Arnaud Montebourg is back. J'ai craint un moment qu'il ne boude, qu'il ne s'effondre. Mais non, la névrose tient bon. Dans la dernière lettre de Désir d'Avenir, Little Miss Sunshine lui donne enfin la parole et il parle de politique industrielle. Il s'en prend à Nicolas Sarkozy. La dernière phrase laisse rêveur : pour lui, le candidat de l'UMP "a oublié d'évoquer Péchiney, racheté par voie d'OPA par Alcan le canadien, Arcelor racheté par Mittal l'indien, sans que les équipes Sarkozy au pouvoir n'aient levé le petit doigt". Evidemment, avec Montebourg, disons Ministre de l'Intérieur en Charge des Questions Industrielles, ça n'aurait pas traîné.
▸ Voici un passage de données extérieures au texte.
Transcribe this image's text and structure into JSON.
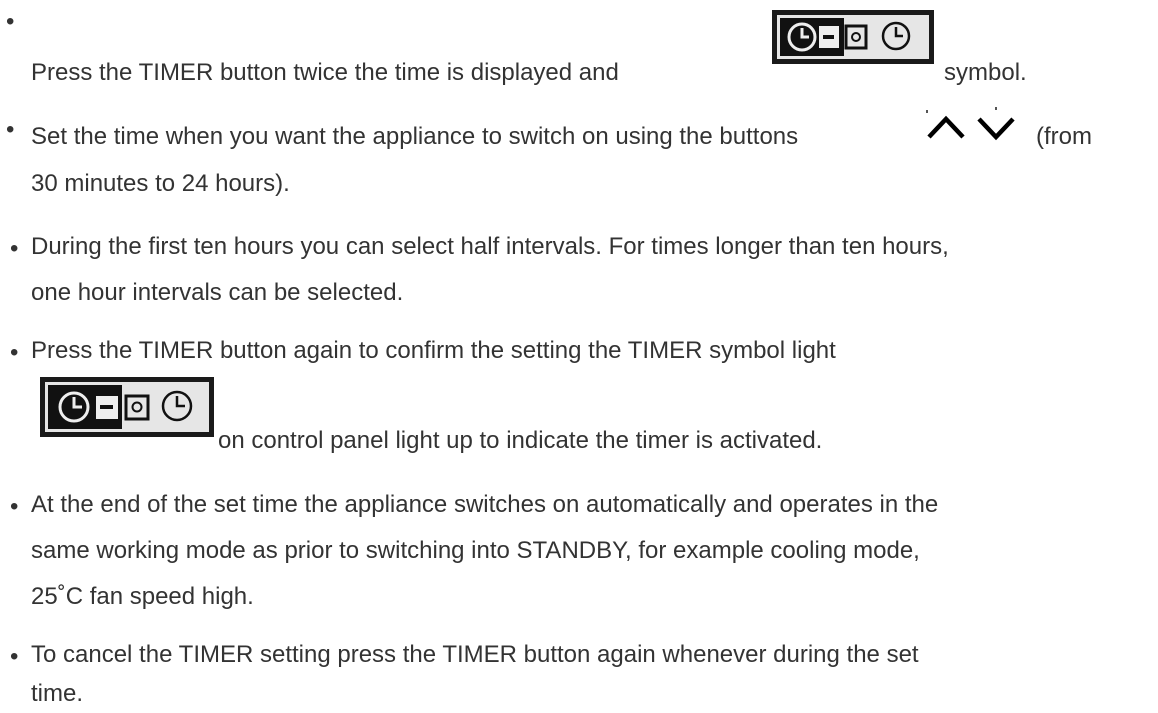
{
  "bullet": "•",
  "items": [
    {
      "line1_before": "Press the TIMER button twice the time is displayed and",
      "line1_after": "symbol."
    },
    {
      "line1_before": "Set the time when you want the appliance to switch on using the buttons",
      "line1_after": "(from",
      "line2": "30 minutes to 24 hours)."
    },
    {
      "line1": "During the first ten hours you can select half intervals. For times longer than ten hours,",
      "line2": "one hour intervals can be selected."
    },
    {
      "line1": "Press the TIMER button again to confirm the setting the TIMER symbol light",
      "line2": "on control panel light up to indicate the timer is activated."
    },
    {
      "line1": "At the end of the set time the appliance switches on automatically and operates in the",
      "line2": "same working mode as prior to switching into STANDBY, for example cooling mode,",
      "line3": "25˚C fan speed high."
    },
    {
      "line1": "To cancel the TIMER setting press the TIMER button again whenever during the set",
      "line2": "time."
    }
  ],
  "icons": {
    "timer_panel": "timer-panel-icon",
    "arrows": "up-down-arrows-icon"
  }
}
Il lâchait le GIGN et on lui amenait les deux connards au ministère, après un petit dialogue dans le fourgon.
- C'est lequel l'indien?
- Le basané chef!
- Alors Bamboula, tu veux acheter l'acier français? Vais te dire, moi, écoute bien, Lakshmi et Lakshmoi sont dans un bateau… Lakshmi tombe à l'eau… qu'est-ce qui reste?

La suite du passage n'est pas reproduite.